The move to CrossRail was the first time Gambrill had ever seen a P45 in his 43 year career. He began his working life as an electrical engineer but quickly found that this was not for him. Then in 1959, still only 16, he enrolled on a four-year student civil engineering scheme with British Rail.

His family's fortunes have always been intertwined with that of the rail industry. The idea of public transport is close to Gambrill's heart. He survives quite happily without a car, travelling to his favourite place - Belgium - around six times a year by Eurostar.

From that day in 1959 when he joined as an engineering student, his career was spent with BR, but not in the same job, far from it.

'You have to remember that within BR there was the opportunity to work on every aspect of the rail industry. But I was always driven towards new works, ' says Gambrill.

These were in short supply following the Beeching reforms. To earn the right to work on the more stimulating jobs, Gambrill first had to serve his time on a succession of maintenance contracts.

Unusually, he earned his ICE membership by 11 years of night school at Westminster College.

This route provided him with far more experience at an early age than the usual university path. He was able to work as a resident engineer on the Bournemouth electrification, followed by the Kings Cross to Royston line. At Hatfield he worked on raising all the bridges and the station. Then on the busy Stratford-Shenfield line he worked as a track engineer.

And from 1989 onwards he was involved with CTRL. 'Unfortunately, due to the fragmented state of the industry, for a young engineer to gain such variety on the railways today would mean jumping companies at regular intervals, ' Gambrill laments.
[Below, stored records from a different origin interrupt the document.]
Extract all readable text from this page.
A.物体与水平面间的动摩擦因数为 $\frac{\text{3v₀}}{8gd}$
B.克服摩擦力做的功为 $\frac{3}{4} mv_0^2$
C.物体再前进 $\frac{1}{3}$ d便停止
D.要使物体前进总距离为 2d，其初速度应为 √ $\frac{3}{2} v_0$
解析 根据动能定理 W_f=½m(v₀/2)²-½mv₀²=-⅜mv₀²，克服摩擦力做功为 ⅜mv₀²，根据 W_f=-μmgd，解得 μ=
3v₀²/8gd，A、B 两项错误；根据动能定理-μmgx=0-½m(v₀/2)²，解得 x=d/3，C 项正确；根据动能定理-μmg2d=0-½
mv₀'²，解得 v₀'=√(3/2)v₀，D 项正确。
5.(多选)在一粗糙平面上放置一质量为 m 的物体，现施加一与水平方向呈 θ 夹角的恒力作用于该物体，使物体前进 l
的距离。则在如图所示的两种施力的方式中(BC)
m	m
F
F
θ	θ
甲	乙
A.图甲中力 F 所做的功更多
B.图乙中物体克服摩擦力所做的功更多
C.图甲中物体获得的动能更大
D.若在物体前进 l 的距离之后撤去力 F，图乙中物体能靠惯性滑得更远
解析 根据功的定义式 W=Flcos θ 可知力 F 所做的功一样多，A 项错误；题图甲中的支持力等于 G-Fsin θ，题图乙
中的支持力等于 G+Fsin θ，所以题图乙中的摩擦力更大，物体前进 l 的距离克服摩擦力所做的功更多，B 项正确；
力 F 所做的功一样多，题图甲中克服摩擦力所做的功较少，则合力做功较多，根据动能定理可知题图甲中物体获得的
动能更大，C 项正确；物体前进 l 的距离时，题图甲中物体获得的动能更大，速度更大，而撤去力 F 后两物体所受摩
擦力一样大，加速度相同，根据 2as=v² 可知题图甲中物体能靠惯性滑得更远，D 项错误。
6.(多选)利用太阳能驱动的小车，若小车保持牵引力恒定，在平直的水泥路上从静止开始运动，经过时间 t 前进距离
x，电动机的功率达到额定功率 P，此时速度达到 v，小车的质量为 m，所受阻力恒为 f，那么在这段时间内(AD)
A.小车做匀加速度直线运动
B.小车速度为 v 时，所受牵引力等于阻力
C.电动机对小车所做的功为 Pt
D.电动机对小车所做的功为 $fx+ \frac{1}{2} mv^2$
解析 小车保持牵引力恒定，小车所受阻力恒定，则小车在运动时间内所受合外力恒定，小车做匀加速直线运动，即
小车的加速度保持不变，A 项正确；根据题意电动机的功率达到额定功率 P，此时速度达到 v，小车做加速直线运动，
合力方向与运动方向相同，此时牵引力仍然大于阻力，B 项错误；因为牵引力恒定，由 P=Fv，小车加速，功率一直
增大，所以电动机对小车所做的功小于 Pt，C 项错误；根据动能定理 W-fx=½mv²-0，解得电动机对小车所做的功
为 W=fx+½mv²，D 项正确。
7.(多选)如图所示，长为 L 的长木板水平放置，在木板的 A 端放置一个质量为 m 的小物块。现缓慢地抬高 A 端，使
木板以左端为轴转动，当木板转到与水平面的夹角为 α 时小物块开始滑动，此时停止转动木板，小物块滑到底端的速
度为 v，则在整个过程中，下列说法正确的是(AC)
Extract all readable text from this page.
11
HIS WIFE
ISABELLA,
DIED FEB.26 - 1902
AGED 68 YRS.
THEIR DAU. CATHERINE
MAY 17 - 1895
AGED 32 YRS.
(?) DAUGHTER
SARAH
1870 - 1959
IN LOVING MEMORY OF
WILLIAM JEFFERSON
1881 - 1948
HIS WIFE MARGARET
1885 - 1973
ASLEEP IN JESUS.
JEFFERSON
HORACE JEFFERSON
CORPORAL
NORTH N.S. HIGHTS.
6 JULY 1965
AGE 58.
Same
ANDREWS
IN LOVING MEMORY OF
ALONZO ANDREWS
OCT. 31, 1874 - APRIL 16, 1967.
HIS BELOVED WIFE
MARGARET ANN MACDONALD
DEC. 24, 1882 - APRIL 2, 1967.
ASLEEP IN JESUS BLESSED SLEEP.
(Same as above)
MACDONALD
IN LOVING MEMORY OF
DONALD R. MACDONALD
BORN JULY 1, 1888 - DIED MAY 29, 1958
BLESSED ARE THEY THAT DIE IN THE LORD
Privatisation found him part of the Great Western team where, he says, the management style remained in keeping with the autocratic tradition of Brunel. But Gambrill's hero has long been Joseph Lock. 'He was ahead of his time in his management style. He was the first to embrace the idea of partnering, ensuring that his contractors did not suffer from the peaks and troughs that were commonplace at that time.'

During his time on the CTRL, as a representative of project promoter Union Railways, Gambrill found himself in charge of environmental management - although he claims no previous experience of the position. 'This only came about after I was spotted walking down the corridor with a book on wild flowers under my arm, ' he explains. A keen botanist, Gambrill loves gardens - but hates gardening - and has interests in heraldry, religious history and has more than 300 Baedeker travel guides. He is also a bell ringer and was once the captain of the Bath Abbey team, a position which brought an unlooked-for benefit.

'Climbing the 125 steps and pulling on those ropes certainly kept me fit and kept my stomach muscles taut, ' he reminisces.